Ya no existe pudor ni prudencia y mucho menos vergüenza. Sólo con recorrer las dependencias estatales y los juzgados e instalaciones del Poder Judicial se dará cuenta que no hay personal que atienda o desarrolle sus actividades cotidianas, ya que éste se encuentra en su labor de “encuestador” o “promotor” en los municipios, donde su actividad principal es convencer que el hijo de ex gobernador Alfonso Sánchez Anaya es la mejor opción para la gubernatura de la entidad.
Aquellos que se han resistido o se han negado a cumplir con la instrucción que termina siendo una amenaza, están siendo despedidos fulminantemente. Prueba de lo anterior, es que en las próximas horas dejarán de cobrar en la actual administración varios insubordinados, mismos que algunos de ellos laboran en la inútil y pomposa Secretaría Anticorrupción y Buen Gobierno.
Resulta que esa dependencia enfrenta una enorme ceguera que no ve las diversas irregularidades y acciones ilegales que se están cometiendo en el gobierno estatal.
Sí el personal de la Secretaría Anticorrupción y Buen Gobierno se diera una vuelta por las diez unidades del Instituto de Capacitación para el Trabajo del Estado de Tlaxcala (Icatlax), incluida la oficina principal, se daría cuenta que no hay trabajadores y que éstas prácticamente están vacías desde media semana, ya que los empleados son obligados a promocionar en territorio al delfín de miércoles a domingo.

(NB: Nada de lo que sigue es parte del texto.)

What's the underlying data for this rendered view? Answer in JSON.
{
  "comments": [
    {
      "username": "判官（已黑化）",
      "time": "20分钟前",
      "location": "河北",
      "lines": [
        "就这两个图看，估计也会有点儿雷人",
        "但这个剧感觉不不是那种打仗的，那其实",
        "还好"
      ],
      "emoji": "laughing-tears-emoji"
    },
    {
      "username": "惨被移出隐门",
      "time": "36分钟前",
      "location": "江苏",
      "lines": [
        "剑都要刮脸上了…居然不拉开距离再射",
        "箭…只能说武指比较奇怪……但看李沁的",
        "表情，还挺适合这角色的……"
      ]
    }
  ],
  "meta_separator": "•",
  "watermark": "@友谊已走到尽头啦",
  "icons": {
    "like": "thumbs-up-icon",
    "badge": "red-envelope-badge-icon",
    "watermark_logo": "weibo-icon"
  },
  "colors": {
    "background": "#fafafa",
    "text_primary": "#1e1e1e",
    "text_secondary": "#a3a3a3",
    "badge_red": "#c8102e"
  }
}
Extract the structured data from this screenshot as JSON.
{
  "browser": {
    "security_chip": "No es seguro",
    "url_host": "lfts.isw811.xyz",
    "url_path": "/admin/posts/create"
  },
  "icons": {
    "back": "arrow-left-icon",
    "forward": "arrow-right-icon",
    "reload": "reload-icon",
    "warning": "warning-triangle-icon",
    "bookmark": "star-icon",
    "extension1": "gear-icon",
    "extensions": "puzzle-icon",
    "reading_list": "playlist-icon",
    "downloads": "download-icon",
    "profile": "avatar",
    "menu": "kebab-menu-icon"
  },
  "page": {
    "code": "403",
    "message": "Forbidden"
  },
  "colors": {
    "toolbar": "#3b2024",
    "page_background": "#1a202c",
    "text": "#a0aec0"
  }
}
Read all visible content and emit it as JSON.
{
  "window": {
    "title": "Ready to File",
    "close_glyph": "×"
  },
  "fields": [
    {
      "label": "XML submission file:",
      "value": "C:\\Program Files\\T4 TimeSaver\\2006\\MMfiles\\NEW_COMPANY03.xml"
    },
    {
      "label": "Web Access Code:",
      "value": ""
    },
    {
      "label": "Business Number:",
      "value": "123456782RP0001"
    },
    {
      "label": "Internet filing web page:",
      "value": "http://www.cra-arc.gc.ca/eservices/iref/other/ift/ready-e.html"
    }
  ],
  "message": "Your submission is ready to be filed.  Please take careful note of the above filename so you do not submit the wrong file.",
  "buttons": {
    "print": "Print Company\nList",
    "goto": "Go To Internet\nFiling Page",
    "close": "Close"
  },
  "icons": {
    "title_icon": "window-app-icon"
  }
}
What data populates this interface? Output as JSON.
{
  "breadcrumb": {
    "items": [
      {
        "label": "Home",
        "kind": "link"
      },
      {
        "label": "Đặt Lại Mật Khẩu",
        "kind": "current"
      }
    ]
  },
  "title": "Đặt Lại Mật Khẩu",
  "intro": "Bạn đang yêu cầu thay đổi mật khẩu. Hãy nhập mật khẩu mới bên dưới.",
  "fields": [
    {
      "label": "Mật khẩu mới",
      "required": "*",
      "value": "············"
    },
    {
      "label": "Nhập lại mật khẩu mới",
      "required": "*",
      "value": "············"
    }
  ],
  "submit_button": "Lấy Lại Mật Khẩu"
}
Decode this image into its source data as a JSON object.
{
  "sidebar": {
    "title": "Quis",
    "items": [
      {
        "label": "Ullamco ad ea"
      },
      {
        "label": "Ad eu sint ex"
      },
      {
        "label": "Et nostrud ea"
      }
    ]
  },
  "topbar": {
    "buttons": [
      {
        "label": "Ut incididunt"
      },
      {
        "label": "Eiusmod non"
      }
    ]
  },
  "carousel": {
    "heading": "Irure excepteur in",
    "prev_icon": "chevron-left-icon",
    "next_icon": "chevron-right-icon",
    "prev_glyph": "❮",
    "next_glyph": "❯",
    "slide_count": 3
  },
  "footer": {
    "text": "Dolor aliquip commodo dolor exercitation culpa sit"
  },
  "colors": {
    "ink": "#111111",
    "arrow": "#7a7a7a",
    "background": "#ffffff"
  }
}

Pero si lo anterior se les complica o les da flojera a los sabuesos de la mencionada Secretaría , también puede acudir a las instalaciones de la Universidad Politécnica de Tlaxcala (UPTx) o de la Universidad Tecnológica de Tlaxcala (UTT) para corroborar que se replica el mismo fenómeno, con la agravante que al personal directivo y jefes de departamento o área presuntamente se les exige 500 a 1000 pesos de su sueldo para financiar comidas, pago de combustible y otros gastos que se están realizando para la campaña de Alfonso Sánchez, todo bajo la supervisión de su esposa Marcela González Castillo, dirigente estatal de Morena.
La operación de los lorenistas y de los líderes del partido guinda es tan burda y torpe, que es muy similar a la empleaba en los mejores tiempos del PRI, un comportamiento que no está pasando desapercibido por los tlaxcaltecas que poco a poco han dejado de creer en la trillada frase de que los morenistas no mienten, no roban y no traicionan.
Lo interesante es que el descaro es tan irreverente que la oposición parece haber aceptado esa operación ilegal, porque si bien el Instituto Tlaxcalteca de Elecciones está entregado a Morena y al gobierno de Lorena Cuéllar, lo cierto es que nadie está presentando las quejas de esas irregularidades que son francas violaciones a la ley.
Este es un pésimo escenario que hace pensar que los comicios del 2027 serán un absoluto chiquero.